Gugat cerai diajukan sang Lady yang telah membawa bibit bayi Mellor tapi tidak diberikan Clifford. Karena tradisi Katolik menegaskan: kalau Anda menikah, Anda menikah selamanya. Apa yang sudah dipersatukan Tuhan tidak bisa dipisahkan lagi. Keputusan ini diterima masyarakat. Di dalamnya terdapat ikatan kuat dan ini didukung dengan rasa harga diri bangga yang tinggi oleh para bangsawan aristokrat.

Akhirnya cerita berakhir dengan tidak selesai. Sang Lady dan selingkuhannya, Mellor, hanya bisa menunggu apa yang akan terjadi selanjutnya.

Apakah si penulis, Lawrence mengimplikasikan bahwa seks melebihi ikatan suci pernikahan?
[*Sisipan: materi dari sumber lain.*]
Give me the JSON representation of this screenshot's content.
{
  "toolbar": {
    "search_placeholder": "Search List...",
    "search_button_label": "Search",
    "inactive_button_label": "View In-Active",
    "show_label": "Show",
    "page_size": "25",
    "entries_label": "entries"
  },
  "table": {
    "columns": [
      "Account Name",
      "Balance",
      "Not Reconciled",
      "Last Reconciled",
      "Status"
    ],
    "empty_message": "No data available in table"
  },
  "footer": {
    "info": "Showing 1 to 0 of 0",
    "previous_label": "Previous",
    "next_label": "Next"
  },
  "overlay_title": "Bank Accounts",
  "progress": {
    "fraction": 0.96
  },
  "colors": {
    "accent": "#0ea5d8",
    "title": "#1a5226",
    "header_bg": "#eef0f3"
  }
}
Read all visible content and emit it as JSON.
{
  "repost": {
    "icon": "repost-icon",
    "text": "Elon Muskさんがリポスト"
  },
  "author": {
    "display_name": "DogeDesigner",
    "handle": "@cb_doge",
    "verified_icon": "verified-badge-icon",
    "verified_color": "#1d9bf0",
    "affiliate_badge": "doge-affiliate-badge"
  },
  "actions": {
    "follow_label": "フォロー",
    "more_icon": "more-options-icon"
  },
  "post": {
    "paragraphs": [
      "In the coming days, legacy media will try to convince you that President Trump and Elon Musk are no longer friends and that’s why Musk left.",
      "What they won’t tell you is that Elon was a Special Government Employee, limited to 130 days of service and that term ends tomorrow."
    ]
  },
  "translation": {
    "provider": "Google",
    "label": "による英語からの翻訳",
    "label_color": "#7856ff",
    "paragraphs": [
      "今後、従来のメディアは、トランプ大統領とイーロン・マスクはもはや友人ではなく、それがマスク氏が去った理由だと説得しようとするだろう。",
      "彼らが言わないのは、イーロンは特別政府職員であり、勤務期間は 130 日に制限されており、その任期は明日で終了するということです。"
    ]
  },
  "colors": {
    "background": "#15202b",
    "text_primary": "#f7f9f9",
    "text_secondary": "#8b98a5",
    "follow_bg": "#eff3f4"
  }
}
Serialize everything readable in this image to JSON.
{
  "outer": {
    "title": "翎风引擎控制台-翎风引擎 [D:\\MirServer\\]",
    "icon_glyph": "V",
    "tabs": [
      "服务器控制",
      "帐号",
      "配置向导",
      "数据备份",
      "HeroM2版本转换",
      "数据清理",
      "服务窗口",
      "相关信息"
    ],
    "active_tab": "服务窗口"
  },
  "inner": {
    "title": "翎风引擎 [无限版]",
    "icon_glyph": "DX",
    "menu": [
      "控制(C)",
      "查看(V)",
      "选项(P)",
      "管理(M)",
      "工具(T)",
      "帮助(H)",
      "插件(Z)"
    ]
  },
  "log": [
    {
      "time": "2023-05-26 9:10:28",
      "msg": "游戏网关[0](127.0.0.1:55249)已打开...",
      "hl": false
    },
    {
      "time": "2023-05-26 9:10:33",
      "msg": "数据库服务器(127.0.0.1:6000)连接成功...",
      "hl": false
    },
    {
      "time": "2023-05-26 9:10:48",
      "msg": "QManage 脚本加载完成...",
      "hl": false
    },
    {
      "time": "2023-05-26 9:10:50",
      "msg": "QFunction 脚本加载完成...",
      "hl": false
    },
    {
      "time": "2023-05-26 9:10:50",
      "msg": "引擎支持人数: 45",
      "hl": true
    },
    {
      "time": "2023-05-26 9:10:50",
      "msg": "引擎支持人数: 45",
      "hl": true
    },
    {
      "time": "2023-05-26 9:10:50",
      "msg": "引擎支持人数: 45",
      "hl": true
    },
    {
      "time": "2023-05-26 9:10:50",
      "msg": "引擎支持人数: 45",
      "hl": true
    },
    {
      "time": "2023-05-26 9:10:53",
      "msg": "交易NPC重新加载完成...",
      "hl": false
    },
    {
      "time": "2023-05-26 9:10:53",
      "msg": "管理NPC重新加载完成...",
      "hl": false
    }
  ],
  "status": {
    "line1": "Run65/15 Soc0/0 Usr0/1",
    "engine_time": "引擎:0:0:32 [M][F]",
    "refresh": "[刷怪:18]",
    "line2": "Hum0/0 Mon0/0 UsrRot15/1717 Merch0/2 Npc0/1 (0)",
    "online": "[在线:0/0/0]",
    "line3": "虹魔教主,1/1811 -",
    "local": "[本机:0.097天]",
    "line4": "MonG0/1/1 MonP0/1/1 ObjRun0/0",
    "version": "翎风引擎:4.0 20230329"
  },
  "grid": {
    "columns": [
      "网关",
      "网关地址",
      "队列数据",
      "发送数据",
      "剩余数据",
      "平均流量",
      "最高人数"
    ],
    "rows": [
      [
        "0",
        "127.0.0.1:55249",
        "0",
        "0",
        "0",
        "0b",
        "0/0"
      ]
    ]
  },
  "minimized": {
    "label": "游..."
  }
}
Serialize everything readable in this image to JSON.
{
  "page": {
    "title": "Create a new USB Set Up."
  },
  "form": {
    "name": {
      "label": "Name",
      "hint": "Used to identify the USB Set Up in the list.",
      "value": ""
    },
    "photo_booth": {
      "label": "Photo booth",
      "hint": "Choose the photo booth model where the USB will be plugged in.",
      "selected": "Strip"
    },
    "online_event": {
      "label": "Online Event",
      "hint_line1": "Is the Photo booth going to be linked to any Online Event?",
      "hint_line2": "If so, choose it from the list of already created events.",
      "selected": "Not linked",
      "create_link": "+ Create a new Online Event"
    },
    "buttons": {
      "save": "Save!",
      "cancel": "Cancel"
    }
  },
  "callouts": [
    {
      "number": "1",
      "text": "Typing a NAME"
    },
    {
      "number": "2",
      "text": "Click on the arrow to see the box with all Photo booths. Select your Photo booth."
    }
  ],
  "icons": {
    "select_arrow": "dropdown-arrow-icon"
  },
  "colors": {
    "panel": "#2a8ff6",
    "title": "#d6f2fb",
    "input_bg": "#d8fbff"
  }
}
Apakah ia menganjurkan perselingkuhan? Seksualitas apa yang dimaksud, apakah hanya untuk pengumbaran nafsu syahwat belaka? Pertanyaan-pertanyaan inilah yang Lawrence berusaha jawab. Memang bukan jawaban yang pasti yang tergambar dalam novelnya, tetapi lebih berupa pernyataan atau penegasan sikap dan pendirian dan harapan.

Walaupun seksualitas yang menjadi topik novel ini, sebenarnya Lawrence membidik dampak industrialisasi kapitalis terhadap individu, masyarakat dan lingkungan lah sasarannya. Malah dari awal cerita, pembaca akan dengan mudah mengetahui bagaimana industrialisasi merusak alam lingkungan. Melalui karakter Connie, Lawrence menuturkan kerusakan yang diakibatkan oleh cara hidup baru masyarakat modern.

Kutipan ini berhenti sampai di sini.